I've got an Iberital MC2 grinder which I'm happy with but my wife thinks it looks a bit crap.

She likes the look of the Kitchenaid Artisan Burr Grinder to match her mixer, does anyone know if they are any good ? It appears to deposit the ground coffee into a glass container









  

Are there any modern classy looking grinders out there that don't cost a fortune ?


----------



## AlIam (Aug 30, 2011)

It would appear to be pants

http://coffeegeek.com/reviews/grinders/kitchenaidretro


----------



## Mazza (Aug 11, 2010)

AlIam said:


> It would appear to be pants
> 
> http://coffeegeek.com/reviews/grinders/kitchenaidretro


Thanks for that link, doesn't look too good !


----------



## jimbow (Oct 13, 2011)

If looks are important you could consider the Eureka Mignon or Compak K3 although these might both be a little out of your intended price range. I think some of the Cunhill models (also sold re-badged by Iberital I think) look nice too but looks are a very personal thing.


----------



## HizerKite (Feb 25, 2011)

I bought one of these off an online auction site as non working with the intention or fixing it. The internal fuse had blown so replacing this caused the machine to spring to life.

After a few uses, I noticed oil leaking from the front of the machine. I dismantled the main gearbox in an attempt to find out the problem. It looked as if a felt gasket was to blame but I decided not to bother repairing the machine and sold it as 'for parts' on the same auction site. The main gearbox is actually a load of plastic gears - appalling build quality and I'll never buy anything made by Kitchenaid again. They market the machine as a high quality item with die cast chassis etc. Shame the rest of it is such low quality rubbish as it looks really nice. Definitely one to avoid.


----------



## Outlaw333 (Dec 13, 2011)

Mazzer Mini Baby!!!! Classic understated styling and the best home grinder money can buy! truly worth the investment and will last a lifetime.


----------



## Glenn (Jun 14, 2008)

The Iberital runs rings around that model.

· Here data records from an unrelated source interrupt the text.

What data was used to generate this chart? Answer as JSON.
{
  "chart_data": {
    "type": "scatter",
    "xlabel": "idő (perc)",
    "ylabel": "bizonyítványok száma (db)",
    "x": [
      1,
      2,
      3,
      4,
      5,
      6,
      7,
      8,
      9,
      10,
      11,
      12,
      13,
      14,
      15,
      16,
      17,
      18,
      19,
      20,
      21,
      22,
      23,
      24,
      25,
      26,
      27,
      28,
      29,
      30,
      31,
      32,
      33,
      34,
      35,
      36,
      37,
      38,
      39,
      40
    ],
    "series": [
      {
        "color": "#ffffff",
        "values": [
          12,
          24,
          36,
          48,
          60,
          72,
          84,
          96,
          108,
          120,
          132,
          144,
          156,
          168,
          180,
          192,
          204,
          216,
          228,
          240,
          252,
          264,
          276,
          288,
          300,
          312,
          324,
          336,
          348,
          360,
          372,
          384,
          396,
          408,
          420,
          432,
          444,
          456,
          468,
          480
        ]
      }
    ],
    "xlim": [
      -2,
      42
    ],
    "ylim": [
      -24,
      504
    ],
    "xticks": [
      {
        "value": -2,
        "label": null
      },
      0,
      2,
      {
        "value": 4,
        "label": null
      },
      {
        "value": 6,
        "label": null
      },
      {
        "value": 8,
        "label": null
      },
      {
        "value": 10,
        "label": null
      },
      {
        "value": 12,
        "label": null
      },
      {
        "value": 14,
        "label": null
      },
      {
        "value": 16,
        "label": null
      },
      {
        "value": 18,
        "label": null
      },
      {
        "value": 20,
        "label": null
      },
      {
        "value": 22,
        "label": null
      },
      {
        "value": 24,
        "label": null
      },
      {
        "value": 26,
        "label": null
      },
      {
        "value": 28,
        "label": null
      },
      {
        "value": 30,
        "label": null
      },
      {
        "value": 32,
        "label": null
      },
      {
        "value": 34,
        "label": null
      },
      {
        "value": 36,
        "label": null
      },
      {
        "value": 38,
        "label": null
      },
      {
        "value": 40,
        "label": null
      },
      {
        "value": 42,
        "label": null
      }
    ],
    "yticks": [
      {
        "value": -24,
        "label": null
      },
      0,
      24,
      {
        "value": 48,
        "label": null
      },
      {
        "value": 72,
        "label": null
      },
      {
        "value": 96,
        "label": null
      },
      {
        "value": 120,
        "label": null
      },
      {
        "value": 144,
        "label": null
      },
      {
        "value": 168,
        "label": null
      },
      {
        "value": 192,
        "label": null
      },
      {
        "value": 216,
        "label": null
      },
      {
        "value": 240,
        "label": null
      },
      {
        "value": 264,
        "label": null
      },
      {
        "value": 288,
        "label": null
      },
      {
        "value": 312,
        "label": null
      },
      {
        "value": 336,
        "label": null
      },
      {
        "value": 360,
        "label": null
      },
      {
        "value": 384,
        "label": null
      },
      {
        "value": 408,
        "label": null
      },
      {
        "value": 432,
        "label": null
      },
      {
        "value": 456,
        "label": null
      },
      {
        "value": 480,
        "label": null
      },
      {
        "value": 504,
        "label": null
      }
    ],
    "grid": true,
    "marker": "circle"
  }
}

What's your budget for replacing the MC2?


----------



## jws (Sep 6, 2013)

Kitchenaid Artisan Burr Grinder

Hi HizerKite

You refer to an "internal fuse" in your entry of Feb 2011. Can you remember where this was located. I have one of these, received as a present several years ago, hardly had any use and the thing stopped.

Cheers.


----------



## ziobeege_72 (May 6, 2013)

The link above was to the Kitchenaid Retro grinder which is a different beast. The grinder you are looking at is the Proline. Here is the correct link http://coffeegeek.com/reviews/grinders/kitchenaidprolinegrinder

I wrote one of the more comprehensive reviews on coffeegeek at that time, after owning the same model for a year or so. In short, I completely agree with the "avoid" advice. Nice looking grinder and it could have been a groundbreaking with its vertically positioned burrs and straight drop through. However there are some flaws that are fatal to the performance as an espresso grinder. Too many and inconsistent amount of fines, clogged burrs, blunt burrs. As a drip or brew grinder it is possibly more serviceable. But as indicated there are far better alternatives.


----------